Gli Ermellini ribadiscono in merito alle eccezioni fatte in appello che “va osservato, infatti, che il divieto di nuove eccezioni in appello, sancito dall’art. 57 d.lgs. 546/92, si riferisce esclusivamente alle eccezioni in senso stretto o proprio, rappresentate da quelle ragioni delle parti sulle quali il giudice non può esprimersi se ne manchi l’allegazione ad opera delle stesse, con la richiesta di pronunciarsi al riguardo. Detto divieto non può riguardare, pertanto, i fatti e le argomentazioni posti dalle parti medesime a fondamento della domanda e che, come tali, ben possono essere ampliati in appello (Cass. 18519/05, 14020/07), sempre che attengano al tema di indagine così come delineato in primo grado, dovendo il giudice del gravame comunque procedere – sia pure nei limiti del devolutum – a ad un nuovo giudizio sui fatti costitutivi della domanda avanzata in prime cure”.

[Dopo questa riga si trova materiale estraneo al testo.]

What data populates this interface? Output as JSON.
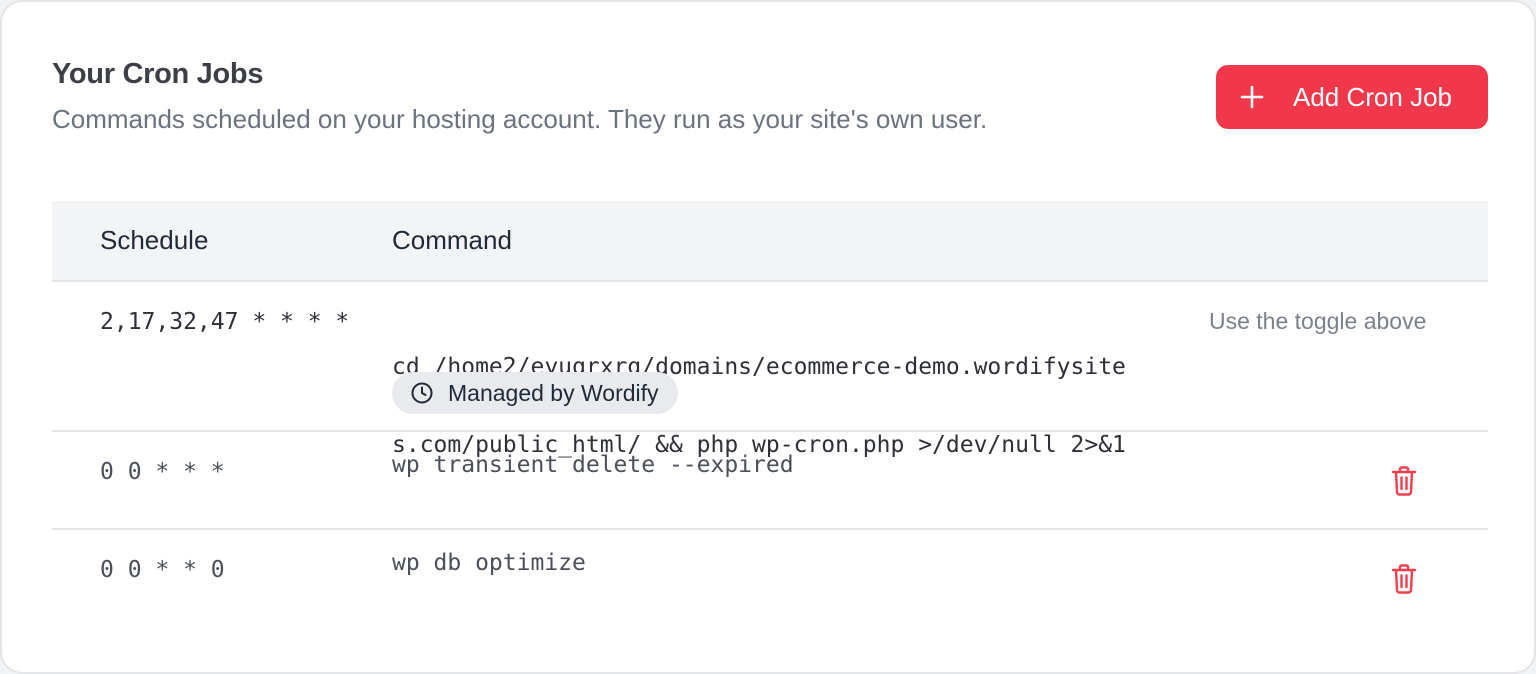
{
  "header": {
    "title": "Your Cron Jobs",
    "subtitle": "Commands scheduled on your hosting account. They run as your site's own user.",
    "add_button_label": "Add Cron Job"
  },
  "table": {
    "columns": [
      "Schedule",
      "Command"
    ],
    "rows": [
      {
        "schedule": "2,17,32,47 * * * *",
        "command_line1": "cd /home2/eyuqrxrg/domains/ecommerce-demo.wordifysite",
        "command_line2": "s.com/public_html/ && php wp-cron.php >/dev/null 2>&1",
        "badge": "Managed by Wordify",
        "action_hint": "Use the toggle above"
      },
      {
        "schedule": "0 0 * * *",
        "command": "wp transient delete --expired"
      },
      {
        "schedule": "0 0 * * 0",
        "command": "wp db optimize"
      }
    ]
  },
  "icons": {
    "add": "plus-icon",
    "badge": "clock-icon",
    "delete": "trash-icon"
  },
  "colors": {
    "accent": "#f1384b",
    "trash": "#ef3e4e",
    "header_bg": "#f3f4f6"
  }
}
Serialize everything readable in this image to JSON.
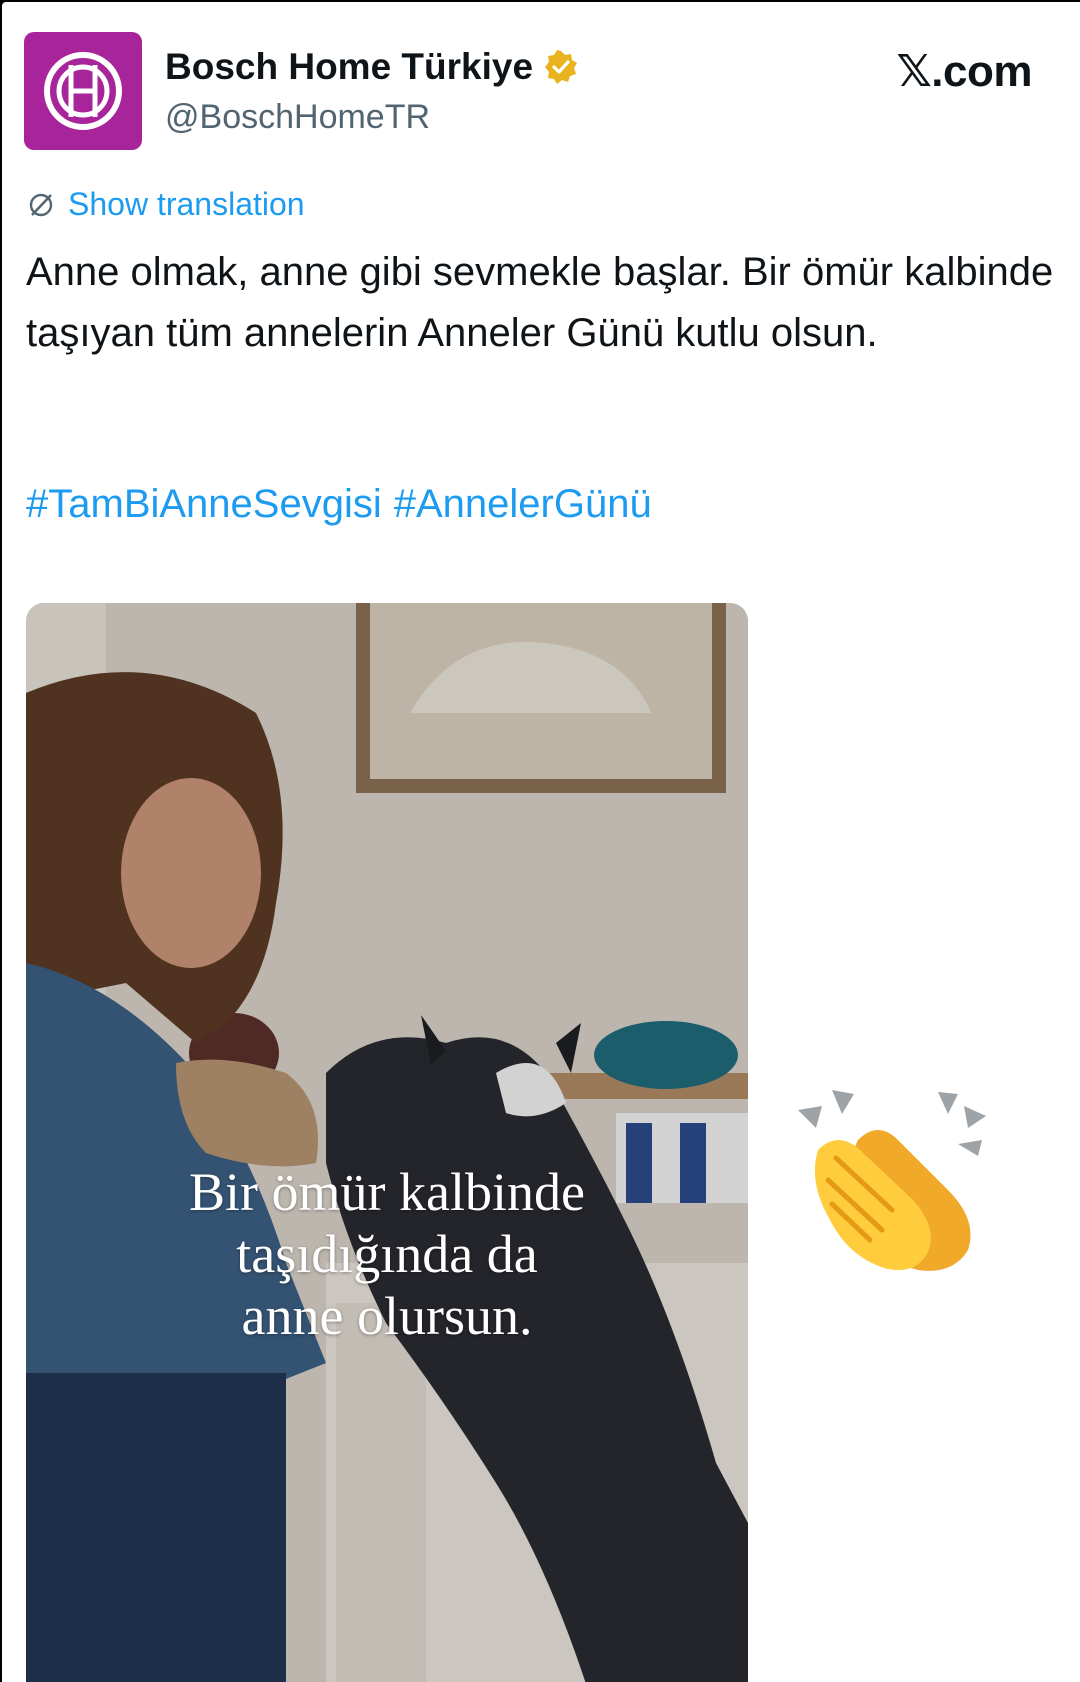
{
  "account": {
    "name": "Bosch Home Türkiye",
    "handle": "@BoschHomeTR",
    "verified_icon": "verified-badge-gold",
    "avatar_icon": "bosch-logo",
    "brand_color": "#a8249a"
  },
  "source": {
    "site_label": "𝕏.com"
  },
  "translation": {
    "label": "Show translation",
    "icon": "translate-globe-icon"
  },
  "post": {
    "text": "Anne olmak, anne gibi sevmekle başlar. Bir ömür kalbinde taşıyan tüm annelerin Anneler Günü kutlu olsun.",
    "hashtags": [
      "#TamBiAnneSevgisi",
      "#AnnelerGünü"
    ]
  },
  "media": {
    "caption_lines": [
      "Bir ömür kalbinde",
      "taşıdığında da",
      "anne olursun."
    ]
  },
  "reaction": {
    "emoji_icon": "clapping-hands-icon"
  },
  "colors": {
    "link": "#1d9bf0",
    "text": "#0f1419",
    "muted": "#536471",
    "verified": "#e8b31c"
  }
}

Secondo l’Agenzia delle Entrate la Commissione Tributaria Regionale anche se avesse ritenuto fondate le censure dei contribuenti in relazione ai criteri di determinazione del maggior reddito adoperati dall’Ufficio, non avrebbe, di certo, dovuto limitarsi ad annullare gli atti impositivi, ma avrebbe dovuto, decidendo nel merito, provvedere alla quantificazione dei ricavi dei contribuenti, anche in misura diversa e minore di quella determinata dall’Ufficio.

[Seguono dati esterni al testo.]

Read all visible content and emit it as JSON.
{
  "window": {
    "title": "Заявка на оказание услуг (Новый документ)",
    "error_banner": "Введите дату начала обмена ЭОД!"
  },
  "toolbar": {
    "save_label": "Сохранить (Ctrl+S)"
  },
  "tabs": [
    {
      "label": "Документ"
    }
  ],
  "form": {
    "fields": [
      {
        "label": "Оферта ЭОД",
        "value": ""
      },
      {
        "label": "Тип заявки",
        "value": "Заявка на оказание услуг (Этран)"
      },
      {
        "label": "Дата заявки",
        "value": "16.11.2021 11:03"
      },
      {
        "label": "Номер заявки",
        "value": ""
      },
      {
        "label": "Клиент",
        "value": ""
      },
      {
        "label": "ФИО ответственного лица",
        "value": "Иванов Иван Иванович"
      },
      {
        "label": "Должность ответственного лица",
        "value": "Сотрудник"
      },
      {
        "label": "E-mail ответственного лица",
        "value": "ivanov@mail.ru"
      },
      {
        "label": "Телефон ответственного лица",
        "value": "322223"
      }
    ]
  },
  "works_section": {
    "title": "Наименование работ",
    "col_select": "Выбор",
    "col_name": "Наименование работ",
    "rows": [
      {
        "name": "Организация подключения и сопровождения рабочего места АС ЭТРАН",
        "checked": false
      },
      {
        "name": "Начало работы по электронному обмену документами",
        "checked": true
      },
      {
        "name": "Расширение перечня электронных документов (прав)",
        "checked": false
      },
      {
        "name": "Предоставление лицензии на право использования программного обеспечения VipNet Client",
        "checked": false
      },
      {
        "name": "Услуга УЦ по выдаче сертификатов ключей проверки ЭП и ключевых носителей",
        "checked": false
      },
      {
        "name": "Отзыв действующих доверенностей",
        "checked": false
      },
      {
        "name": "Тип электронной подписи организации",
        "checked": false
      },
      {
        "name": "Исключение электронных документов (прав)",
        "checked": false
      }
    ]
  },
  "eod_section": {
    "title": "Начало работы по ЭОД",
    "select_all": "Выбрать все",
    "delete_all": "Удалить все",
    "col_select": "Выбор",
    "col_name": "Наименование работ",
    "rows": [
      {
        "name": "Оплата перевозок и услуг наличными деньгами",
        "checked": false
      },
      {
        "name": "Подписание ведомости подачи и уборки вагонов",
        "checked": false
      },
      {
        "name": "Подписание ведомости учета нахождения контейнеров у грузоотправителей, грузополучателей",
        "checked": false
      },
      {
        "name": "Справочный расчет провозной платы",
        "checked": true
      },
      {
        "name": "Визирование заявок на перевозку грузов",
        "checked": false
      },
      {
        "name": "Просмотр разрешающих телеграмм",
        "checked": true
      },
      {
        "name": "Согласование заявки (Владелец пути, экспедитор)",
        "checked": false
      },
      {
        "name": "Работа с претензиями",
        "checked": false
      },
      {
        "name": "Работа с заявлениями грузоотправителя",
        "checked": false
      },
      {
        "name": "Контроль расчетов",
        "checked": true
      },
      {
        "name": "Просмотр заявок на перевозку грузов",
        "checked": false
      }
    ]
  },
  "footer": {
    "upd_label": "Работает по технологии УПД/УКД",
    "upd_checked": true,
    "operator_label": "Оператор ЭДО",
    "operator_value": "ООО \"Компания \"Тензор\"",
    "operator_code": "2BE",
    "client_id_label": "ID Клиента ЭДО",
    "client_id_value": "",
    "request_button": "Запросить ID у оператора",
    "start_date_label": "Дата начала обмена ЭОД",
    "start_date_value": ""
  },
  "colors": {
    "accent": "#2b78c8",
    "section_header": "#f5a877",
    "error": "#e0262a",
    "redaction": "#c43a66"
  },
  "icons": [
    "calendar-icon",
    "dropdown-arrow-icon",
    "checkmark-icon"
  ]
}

In merito alle insufficienti e contraddizioni motivazioni della sentenza dei giudici di merito la Suprema Corte rileva che “il giudice di appello non avrebbe, pertanto, tenuto in alcun conto – nella motivazione dell’impugnata sentenza -degli altri elementi documentali acquisiti agli atti, sui quali gli atti impositivi erano stati fondati, e rispetto ai quali la perizia suddetta costitutiva solo uno degli elementi valutati dall’Ufficio. A detti elementi – vertendosi in ipotesi di accertamento induttivo, ai sensi degli artt. 39 d.P.R. 600/73 e 54 d.P.R. 633/72 – andava, peraltro, aggiunto anche l’ulteriore dato di riscontro presuntivo ed indiziario costituito dalla circostanza che l’attività della società contribuente aveva un andamento apparentemente negativo ed antieconomico, avendo la stessa contabilizzato ricavi in perdita negli anni di riferimento, a fronte di consistenti ricavi accertati, invece, dai verbalizzanti.”

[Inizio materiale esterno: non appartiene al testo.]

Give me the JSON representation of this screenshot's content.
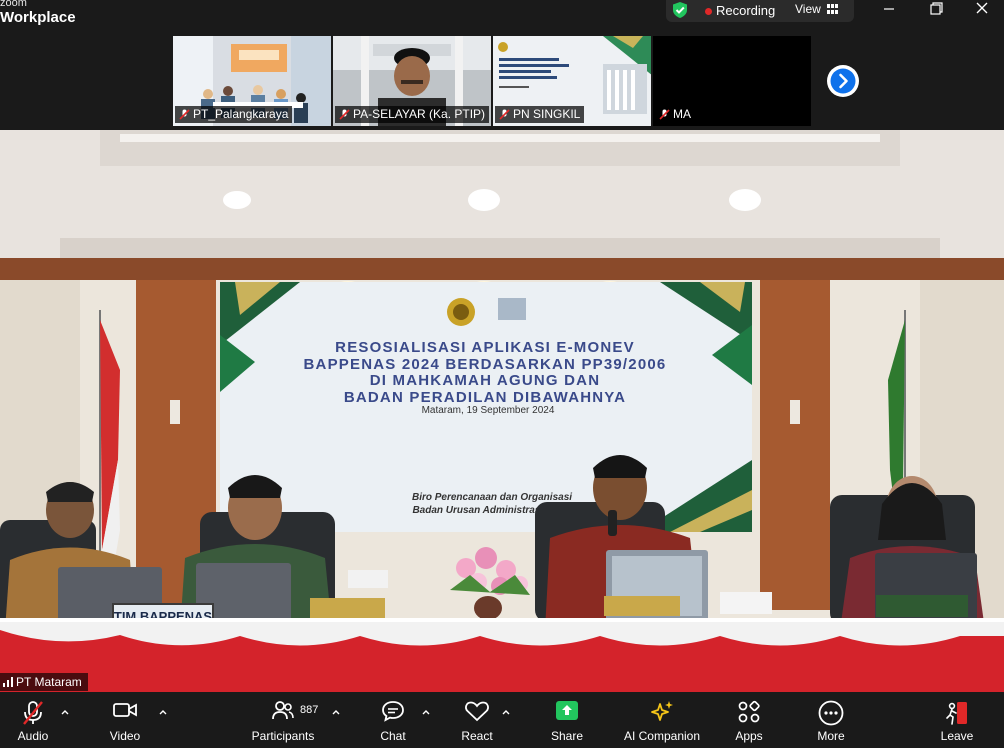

Gli Ermellini, pertanto, cassano la sentenza dei Giudici di appello in quanto, come soprascritto, non hanno fornito un’adeguata motivazione che snaturebbe la natura del contenzioso tributario che nasce come processo di “impugnazione-merito” e non “impugnazione-annullamento”. Secondo questo primo principio, i giudici di merito, appunto, devono e possono, sempre nei limiti della domanda delle parti, pronunciarsi anche sul merito della questione stabilendo eventualmente una nuova rideterminazione della base imponibile, non limitandosi al solo annullamento dell’atto. Non solo, si evince che il giudice può trarre spunto, sempre dopo una sua autonoma valutazione delle prove, da eventuali perizie , documenti, fatti o sentenze della giurisdizione ordinaria penale, dalla quale ne deriverebbero presunzioni gravi, precise e concordanti che invertirebbero l’onere della prova nel caso l’accertamento sia fondato sull’antieconomicità. E’ bene dunque affermare che , se l’Ufficio Finanziario ben motiva un accertamento induttivo antieconomico, fondato su più dati di fatto, l’onere della prova ricade al contribuente.